Sinn Féin TD for Meath West, Peadar Tóibín, has outlined his concerns with emergency ambulance services which have been highlighted in a HIQA report published yesterday.

Deputy Tóibín, who has seen the effects of delayed emergency response times owing to his involvement with the Save Navan Hospital Campaign, said:

“During 2013 it became clear to me that the ambulance service in Meath was collapsing. As cathaoirleach of the Save Navan Hospital Campaign I was getting calls on a weekly basis indicating that regularly ambulances were arriving to serious life and death emergencies well after their target arrival time and in many cases well over an hour after initial calls had been made.
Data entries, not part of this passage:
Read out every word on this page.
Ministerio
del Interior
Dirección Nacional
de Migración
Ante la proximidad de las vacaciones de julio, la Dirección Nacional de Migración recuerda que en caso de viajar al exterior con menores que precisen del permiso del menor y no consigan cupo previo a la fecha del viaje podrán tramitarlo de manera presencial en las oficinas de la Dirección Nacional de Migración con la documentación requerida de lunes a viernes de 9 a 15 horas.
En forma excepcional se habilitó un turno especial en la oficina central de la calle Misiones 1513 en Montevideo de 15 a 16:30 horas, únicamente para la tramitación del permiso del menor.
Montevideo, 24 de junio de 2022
“In the space of 10 months I had had received over 40 such calls. In 7 of those cases people died. I raised the issue time and time again in the Dáil but met with FG/Lab refusal to deal with the issue. I provided a dossier of emergencies to the national and broadcast media. A number of organisations ran with the facts provided and the government then took interest.
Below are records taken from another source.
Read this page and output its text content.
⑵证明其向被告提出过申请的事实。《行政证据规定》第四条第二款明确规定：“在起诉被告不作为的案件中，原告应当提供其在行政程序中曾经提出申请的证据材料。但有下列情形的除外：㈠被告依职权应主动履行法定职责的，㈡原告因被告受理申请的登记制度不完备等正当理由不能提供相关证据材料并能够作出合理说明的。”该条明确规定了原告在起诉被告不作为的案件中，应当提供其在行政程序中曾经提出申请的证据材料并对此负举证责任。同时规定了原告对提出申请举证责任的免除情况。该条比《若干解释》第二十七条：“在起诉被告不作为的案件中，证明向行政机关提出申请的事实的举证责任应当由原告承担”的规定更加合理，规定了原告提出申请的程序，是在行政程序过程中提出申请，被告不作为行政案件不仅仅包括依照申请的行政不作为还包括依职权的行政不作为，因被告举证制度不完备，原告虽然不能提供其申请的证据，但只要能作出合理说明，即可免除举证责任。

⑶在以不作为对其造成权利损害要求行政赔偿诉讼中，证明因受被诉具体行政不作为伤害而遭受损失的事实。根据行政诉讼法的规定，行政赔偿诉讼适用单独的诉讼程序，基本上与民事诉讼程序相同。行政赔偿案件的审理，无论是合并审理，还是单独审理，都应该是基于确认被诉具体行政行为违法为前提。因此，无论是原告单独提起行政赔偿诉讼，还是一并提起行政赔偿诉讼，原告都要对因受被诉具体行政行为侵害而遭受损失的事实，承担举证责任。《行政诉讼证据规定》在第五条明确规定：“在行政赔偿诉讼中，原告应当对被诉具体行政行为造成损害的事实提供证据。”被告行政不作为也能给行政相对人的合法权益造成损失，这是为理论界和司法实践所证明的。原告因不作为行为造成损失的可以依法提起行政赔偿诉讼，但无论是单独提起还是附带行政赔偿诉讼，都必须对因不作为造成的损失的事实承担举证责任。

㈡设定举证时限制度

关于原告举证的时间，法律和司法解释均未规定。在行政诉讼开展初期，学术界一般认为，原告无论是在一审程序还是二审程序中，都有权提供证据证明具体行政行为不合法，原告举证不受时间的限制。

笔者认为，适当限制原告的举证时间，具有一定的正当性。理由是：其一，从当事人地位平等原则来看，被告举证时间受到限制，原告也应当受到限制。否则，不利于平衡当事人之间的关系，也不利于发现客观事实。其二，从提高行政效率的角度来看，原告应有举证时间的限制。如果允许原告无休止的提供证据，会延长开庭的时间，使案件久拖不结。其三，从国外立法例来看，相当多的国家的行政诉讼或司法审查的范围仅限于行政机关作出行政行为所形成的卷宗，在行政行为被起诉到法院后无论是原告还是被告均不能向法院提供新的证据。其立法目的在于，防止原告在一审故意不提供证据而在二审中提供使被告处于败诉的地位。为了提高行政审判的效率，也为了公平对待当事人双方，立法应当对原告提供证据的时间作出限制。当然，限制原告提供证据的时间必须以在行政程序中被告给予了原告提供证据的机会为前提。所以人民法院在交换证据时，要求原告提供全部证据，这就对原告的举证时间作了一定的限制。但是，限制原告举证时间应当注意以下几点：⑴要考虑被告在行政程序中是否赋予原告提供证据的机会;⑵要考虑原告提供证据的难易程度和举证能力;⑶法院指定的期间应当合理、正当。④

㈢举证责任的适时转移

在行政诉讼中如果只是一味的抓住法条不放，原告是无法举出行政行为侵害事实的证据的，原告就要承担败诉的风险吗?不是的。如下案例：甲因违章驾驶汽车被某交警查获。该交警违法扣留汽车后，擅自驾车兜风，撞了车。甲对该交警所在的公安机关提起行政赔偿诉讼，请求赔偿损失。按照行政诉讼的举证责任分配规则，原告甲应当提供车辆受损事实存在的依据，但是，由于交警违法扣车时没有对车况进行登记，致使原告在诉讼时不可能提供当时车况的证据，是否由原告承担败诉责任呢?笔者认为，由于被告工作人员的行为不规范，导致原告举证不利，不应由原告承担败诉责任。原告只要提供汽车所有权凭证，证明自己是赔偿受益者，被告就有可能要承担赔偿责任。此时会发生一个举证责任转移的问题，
“Finally the Minister for Health and the National Ambulance agreed to meet with me and also to commission a HIQA investigation. This investigation is complete and the report has been written.

“Significantly the report indicated that HIQA is concerned about the ageing profile of the National Ambulance Service’s fleet of emergency ambulances, that staff repeatedly identified an increase in emergency ambulance breakdowns, that there is significant scope for improvement in the information and communication technology systems employed by both services and that this will require investment.

“The Authority also found that there are well known ambulance ‘black spots’ that remain without a dedicated ambulance resource. The Authority reviewed staffing levels in control centres throughout the review, and found that the staffing levels in some ambulance control centres fell below the required safe levels.

“The Review Team also identified that the National Ambulance Service has failed to maintain recruitment of paramedics at a rate sufficient to replace those staff that leave the service. Declining paramedic numbers has resulted on a reliance on the payment of overtime to staff ambulance rosters, or in some cases the dropping of ambulance shifts.

“Dropped ambulance shifts have been a critical element in the reduction of ambulance availability in Meath leading to dangerous life threatening shortages. FG/Lab TDs are directly responsible for this as they have cut funding in the HSE year after year.”